YES, says Mark Davis, co-founder and creative director of property branding agency me&dave.
It’s already happening. The way we live is changing, as are the things we care about, and this is affecting our attitudes to the old trappings of success.
Today, for example, we stream music on Spotify rather than curate record collections. Furniture subscription services offer flexible and sustainable alternatives that appeal more than owning a classic Eames lounger. We’re becoming less focused on what the material objects we own say about us.
Where and how we’re living is changing too. By 2025, 60 per cent of Londoners will be renting, so the rabid pursuit of homeownership will naturally fade and people will start to embrace this new “subscription” lifestyle model. Being free to up sticks and work remotely, or move to a build-to-rent development in any city unburdened by “stuff” – covetable or otherwise – will become the new symbols of success. It’s all about experience, rather than tangible things.
The experiences you have will be the new markers of success and wealth.

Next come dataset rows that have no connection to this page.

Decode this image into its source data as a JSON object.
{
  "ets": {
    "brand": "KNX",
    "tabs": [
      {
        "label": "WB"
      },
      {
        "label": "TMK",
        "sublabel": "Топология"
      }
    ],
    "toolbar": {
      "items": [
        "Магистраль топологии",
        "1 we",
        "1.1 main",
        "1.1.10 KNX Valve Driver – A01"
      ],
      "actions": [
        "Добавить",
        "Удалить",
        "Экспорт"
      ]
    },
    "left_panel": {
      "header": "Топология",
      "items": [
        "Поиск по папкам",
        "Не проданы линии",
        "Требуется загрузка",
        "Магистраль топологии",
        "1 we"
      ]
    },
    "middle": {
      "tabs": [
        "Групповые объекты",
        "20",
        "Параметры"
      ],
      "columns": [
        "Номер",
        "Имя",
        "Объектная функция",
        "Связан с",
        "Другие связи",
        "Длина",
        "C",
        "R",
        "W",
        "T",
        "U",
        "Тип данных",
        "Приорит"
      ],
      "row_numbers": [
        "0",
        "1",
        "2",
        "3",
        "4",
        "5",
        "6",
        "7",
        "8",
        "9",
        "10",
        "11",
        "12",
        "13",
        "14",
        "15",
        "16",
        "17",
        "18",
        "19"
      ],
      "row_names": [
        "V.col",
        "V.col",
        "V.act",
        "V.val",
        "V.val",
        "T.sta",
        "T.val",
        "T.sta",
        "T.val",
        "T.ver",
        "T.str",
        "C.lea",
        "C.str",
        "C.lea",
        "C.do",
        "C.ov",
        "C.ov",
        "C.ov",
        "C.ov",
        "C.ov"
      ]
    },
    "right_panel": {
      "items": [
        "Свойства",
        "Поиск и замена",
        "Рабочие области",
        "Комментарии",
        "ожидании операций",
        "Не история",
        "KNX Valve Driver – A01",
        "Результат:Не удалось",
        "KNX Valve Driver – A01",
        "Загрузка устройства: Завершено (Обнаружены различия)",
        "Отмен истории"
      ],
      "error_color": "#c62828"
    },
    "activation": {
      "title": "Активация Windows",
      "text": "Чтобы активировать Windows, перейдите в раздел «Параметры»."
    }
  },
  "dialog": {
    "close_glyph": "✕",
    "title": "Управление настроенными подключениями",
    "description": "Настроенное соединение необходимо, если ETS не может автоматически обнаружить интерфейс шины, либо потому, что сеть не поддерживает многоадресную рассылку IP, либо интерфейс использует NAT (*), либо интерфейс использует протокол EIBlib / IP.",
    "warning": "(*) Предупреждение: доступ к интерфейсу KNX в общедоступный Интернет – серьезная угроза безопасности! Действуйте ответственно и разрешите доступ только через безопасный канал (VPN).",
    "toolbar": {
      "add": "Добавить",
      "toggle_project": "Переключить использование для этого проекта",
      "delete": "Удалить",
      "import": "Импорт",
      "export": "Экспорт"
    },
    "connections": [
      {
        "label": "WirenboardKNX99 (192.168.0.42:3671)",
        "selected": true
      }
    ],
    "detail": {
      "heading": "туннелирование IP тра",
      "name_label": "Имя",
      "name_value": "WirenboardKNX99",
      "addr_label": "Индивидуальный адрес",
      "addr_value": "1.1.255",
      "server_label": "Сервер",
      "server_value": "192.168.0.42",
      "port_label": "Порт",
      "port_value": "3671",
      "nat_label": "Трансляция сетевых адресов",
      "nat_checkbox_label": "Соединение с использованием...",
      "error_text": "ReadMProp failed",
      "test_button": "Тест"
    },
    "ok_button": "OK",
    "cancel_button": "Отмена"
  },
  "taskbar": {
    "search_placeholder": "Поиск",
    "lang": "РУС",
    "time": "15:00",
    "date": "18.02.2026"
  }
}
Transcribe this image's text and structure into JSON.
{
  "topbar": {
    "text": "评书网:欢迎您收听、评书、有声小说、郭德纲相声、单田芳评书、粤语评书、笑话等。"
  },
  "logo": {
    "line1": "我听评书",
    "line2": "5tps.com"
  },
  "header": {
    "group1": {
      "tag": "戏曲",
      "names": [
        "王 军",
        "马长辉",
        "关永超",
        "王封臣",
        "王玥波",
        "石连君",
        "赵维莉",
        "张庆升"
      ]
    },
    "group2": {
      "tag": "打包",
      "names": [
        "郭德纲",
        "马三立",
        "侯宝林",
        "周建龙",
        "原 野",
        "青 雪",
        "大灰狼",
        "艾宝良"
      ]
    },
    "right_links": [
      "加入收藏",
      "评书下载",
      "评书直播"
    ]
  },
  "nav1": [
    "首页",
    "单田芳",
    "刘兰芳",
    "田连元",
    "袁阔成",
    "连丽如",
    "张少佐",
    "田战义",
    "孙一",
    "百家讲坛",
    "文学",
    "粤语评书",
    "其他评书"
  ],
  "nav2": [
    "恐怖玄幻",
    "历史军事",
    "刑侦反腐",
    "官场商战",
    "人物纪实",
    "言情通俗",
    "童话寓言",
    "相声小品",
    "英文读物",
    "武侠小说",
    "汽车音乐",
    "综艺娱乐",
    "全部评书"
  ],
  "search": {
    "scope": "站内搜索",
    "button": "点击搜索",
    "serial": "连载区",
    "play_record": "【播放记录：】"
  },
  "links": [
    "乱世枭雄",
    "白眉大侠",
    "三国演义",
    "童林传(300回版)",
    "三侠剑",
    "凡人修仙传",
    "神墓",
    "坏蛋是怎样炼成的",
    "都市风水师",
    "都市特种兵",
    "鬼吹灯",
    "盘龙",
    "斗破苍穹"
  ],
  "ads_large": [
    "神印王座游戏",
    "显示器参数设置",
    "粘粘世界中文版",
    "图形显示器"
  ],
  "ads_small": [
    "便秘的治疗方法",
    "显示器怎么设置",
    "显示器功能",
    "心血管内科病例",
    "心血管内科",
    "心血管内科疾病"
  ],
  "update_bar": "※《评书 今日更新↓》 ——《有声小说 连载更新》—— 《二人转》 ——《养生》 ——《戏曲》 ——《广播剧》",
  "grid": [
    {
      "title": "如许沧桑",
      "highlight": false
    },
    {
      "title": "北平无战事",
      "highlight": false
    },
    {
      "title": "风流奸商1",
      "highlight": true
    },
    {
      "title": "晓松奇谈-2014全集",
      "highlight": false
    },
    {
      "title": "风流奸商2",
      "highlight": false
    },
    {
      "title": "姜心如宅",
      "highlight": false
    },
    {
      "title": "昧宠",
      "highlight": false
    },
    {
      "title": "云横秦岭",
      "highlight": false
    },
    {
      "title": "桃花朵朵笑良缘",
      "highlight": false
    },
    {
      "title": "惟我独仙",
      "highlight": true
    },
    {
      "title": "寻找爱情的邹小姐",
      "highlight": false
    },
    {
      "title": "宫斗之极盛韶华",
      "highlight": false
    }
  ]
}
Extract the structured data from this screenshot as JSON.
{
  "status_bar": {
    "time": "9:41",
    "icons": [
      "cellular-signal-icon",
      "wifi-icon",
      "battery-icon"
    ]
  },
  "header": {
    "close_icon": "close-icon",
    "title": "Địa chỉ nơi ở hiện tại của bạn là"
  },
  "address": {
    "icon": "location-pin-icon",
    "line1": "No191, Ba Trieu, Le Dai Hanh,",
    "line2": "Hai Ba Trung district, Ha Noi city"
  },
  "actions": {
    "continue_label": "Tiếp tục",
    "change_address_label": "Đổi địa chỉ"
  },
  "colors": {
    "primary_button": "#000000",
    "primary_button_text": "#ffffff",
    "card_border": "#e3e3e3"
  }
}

NO, says Leon Emirali, an entrepreneur and investor.
Despite the fashionable scepticism of capitalism, society’s appetite for consumerism is more rampant than ever. Yes, the technological revolution has seen demand for the subscription economy sky-rocket, but the lure of ownership remains strong.
Whereas cars and houses were the ultimate status symbols a decade or two ago, today’s society is looking elsewhere to discern wealth. Non-tangibles, such as wellness qualifications or membership at a fashionable members’ club, have become the modern status symbol. While not physical products, these new age symbols of status portray a glaring message of wealth and ambition.
But that’s not to say old-fashioned status symbols are dead and buried. As the prospect of homeownership becomes less and less likely for younger generations, the appeal of abandoning personal fiscal responsibility and deploying disposable income towards the purchase of luxury watches, designer clothes, and the latest pair of Yeezy trainers is all the more tempting.